1772-07-19, de Voltaire [François Marie Arouet] à Charles Augustin Feriol, comte d'Argental.

Puisque vous m’avez fait tenir, mon cher ange, le discours de Mr De Brequigny et sa lettre, vous permettrez que je vous adresse les remerciements que je lui dois.
Ou je me trompe, ou ce serait une bonne acquisition pour le théâtre de Paris, que cet acteur nommé Patraz qui a joué si parfaittement Lusignan, et qui jouerait de même Azémon. Celà ne ferait aucun tort à Brizart, l’un garderait sa couronne, et l’autre sa calotte de vieillard.

Je n’ai point entendu Mlle Camille, elle a de la réputation en province; mais celà ne suffit pas pour Paris, vous en jugerez.

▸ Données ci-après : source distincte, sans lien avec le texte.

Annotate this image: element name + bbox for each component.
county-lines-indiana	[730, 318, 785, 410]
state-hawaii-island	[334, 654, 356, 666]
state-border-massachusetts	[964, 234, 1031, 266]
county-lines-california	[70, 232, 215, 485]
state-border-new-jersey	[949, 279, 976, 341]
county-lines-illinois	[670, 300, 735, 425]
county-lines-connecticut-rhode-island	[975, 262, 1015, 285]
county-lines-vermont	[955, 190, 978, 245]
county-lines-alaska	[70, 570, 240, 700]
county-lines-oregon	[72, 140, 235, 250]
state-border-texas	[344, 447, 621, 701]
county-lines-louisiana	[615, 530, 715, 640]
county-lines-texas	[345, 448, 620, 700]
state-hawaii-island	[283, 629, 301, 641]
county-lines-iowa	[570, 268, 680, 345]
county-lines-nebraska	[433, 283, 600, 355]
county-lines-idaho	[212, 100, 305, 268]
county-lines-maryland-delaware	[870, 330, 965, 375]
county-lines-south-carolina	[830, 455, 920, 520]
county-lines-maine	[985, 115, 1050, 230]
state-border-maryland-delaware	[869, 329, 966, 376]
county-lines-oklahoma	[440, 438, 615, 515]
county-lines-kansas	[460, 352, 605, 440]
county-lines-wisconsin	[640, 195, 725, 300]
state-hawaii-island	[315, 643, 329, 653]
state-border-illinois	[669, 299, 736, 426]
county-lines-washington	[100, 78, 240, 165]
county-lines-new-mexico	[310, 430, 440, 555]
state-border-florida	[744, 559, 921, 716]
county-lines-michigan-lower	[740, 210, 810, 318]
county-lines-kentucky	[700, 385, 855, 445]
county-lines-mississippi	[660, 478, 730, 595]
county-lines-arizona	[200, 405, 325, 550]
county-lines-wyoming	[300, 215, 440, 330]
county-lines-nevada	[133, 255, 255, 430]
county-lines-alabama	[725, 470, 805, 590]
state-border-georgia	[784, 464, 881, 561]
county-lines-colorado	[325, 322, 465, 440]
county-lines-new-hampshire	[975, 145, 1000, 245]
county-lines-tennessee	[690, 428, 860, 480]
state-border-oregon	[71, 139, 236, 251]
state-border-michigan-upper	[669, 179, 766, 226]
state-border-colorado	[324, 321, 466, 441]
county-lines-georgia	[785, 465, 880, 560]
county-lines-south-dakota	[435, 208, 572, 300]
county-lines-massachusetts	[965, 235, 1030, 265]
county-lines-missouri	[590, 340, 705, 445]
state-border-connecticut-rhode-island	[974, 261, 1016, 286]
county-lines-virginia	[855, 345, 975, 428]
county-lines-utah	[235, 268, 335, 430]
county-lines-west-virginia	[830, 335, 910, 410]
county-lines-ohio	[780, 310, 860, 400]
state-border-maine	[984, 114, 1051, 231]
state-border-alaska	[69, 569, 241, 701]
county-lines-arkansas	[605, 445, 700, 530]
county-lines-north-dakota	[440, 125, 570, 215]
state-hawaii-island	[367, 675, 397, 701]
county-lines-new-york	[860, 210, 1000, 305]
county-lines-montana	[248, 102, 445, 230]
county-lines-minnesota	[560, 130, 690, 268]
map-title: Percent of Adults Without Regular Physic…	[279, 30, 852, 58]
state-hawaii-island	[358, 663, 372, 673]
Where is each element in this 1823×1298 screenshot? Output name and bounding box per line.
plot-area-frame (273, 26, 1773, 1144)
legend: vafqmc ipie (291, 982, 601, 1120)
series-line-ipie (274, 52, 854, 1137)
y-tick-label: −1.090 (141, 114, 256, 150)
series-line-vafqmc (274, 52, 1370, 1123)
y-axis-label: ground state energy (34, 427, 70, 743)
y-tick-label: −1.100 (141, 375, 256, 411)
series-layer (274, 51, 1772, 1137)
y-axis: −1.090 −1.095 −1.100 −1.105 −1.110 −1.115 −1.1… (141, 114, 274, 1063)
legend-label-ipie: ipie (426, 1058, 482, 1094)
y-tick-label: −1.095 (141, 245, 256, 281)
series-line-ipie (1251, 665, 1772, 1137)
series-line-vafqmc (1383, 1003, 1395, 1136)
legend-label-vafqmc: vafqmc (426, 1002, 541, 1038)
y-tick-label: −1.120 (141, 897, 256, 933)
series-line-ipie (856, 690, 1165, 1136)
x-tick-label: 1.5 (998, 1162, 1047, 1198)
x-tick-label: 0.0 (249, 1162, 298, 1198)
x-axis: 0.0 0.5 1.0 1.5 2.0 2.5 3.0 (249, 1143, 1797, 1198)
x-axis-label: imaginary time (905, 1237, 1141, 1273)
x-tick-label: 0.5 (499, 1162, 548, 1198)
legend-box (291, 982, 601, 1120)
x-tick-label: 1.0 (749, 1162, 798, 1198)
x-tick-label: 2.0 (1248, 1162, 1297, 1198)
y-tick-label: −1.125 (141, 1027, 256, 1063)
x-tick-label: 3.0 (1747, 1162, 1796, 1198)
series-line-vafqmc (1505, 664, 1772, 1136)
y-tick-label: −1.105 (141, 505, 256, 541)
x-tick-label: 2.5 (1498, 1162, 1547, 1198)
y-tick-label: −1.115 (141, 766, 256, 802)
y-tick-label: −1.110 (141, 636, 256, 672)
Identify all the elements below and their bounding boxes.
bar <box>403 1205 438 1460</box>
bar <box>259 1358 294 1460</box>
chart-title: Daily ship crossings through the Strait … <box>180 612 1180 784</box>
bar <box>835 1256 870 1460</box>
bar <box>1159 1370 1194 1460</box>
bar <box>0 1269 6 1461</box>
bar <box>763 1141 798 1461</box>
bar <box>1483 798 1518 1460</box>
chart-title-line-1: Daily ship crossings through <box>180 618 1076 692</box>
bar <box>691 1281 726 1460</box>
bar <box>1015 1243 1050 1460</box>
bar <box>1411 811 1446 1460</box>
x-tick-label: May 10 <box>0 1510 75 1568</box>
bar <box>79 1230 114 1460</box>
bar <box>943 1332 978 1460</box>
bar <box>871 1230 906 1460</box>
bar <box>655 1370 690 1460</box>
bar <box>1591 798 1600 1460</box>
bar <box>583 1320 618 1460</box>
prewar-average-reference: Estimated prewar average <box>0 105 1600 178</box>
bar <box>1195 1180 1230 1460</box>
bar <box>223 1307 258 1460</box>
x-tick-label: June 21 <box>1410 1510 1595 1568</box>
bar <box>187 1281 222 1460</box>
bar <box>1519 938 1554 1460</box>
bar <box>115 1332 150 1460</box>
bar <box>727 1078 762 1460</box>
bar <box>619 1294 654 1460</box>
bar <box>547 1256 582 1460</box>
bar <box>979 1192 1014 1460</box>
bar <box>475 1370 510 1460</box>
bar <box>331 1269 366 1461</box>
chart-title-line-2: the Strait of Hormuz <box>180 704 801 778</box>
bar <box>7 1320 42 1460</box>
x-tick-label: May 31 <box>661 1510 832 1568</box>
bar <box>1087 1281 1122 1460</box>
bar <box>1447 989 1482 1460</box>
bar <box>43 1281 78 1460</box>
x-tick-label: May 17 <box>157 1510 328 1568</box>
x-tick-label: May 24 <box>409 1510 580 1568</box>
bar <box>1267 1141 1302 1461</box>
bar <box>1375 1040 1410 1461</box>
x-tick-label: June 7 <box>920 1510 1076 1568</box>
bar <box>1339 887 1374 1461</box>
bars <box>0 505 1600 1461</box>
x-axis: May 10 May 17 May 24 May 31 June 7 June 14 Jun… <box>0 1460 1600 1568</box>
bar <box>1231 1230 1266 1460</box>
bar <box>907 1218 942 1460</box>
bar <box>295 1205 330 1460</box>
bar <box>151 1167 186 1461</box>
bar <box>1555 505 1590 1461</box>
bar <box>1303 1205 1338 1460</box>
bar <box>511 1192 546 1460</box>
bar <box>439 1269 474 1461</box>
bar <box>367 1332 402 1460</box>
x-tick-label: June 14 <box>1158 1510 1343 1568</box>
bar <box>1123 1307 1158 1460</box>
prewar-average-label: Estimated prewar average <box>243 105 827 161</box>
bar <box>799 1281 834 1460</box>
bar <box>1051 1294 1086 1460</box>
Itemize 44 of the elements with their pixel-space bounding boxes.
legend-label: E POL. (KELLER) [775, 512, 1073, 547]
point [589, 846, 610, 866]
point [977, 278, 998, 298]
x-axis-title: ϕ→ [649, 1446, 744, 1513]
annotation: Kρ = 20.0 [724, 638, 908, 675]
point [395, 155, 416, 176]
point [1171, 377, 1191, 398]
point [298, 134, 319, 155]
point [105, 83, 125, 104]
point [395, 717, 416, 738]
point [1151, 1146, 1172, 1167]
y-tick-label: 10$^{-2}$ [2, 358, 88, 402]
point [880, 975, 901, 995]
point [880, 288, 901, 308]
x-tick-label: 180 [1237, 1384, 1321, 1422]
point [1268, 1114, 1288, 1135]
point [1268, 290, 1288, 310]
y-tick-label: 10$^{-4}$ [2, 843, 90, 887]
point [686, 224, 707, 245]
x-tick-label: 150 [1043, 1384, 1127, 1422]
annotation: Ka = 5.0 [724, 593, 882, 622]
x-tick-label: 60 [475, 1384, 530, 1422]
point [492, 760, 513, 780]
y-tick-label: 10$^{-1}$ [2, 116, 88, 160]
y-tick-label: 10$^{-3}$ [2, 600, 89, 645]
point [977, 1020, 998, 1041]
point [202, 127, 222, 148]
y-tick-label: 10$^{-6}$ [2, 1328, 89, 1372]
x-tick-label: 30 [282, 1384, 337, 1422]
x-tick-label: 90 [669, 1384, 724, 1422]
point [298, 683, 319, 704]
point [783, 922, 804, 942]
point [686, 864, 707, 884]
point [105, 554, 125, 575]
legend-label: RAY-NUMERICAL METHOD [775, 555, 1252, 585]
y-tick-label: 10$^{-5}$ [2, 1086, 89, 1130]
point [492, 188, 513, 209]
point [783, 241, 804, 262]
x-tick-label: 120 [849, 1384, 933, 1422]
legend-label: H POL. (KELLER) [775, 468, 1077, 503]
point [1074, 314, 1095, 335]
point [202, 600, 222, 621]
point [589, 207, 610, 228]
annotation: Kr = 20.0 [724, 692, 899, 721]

Je ne sais si Lekain a bien fait de lire les loix de Minos dans plusieurs maisons, avant qu’il eût la dernière leçon. Je ne sais pas, non plus, s’il serait tenté de donner aux genevois une représentation de Gengiskan et une de Mahomet. Il me semble que le directeur ne pourait lui donner que cent écus par représentation. Vous pouvez le sonder, s’il a l’honneur de vous voir. Pour moi je vous enverrai les loix de Minos avant son départ. Je donne actuellement la préférence à mes moissons. Cérès doit l’emporter sur Melpomêne; mais personne ne l’emporte sur vous dans mon cœur.

V.

Quoi que les Lettres prétendues de Made de Pompadour ne soient pas bonnes, soiez très sûr qu’elle était incapable d’écrire de ce style autant qu’elle l’était de dire tant d’impertinences.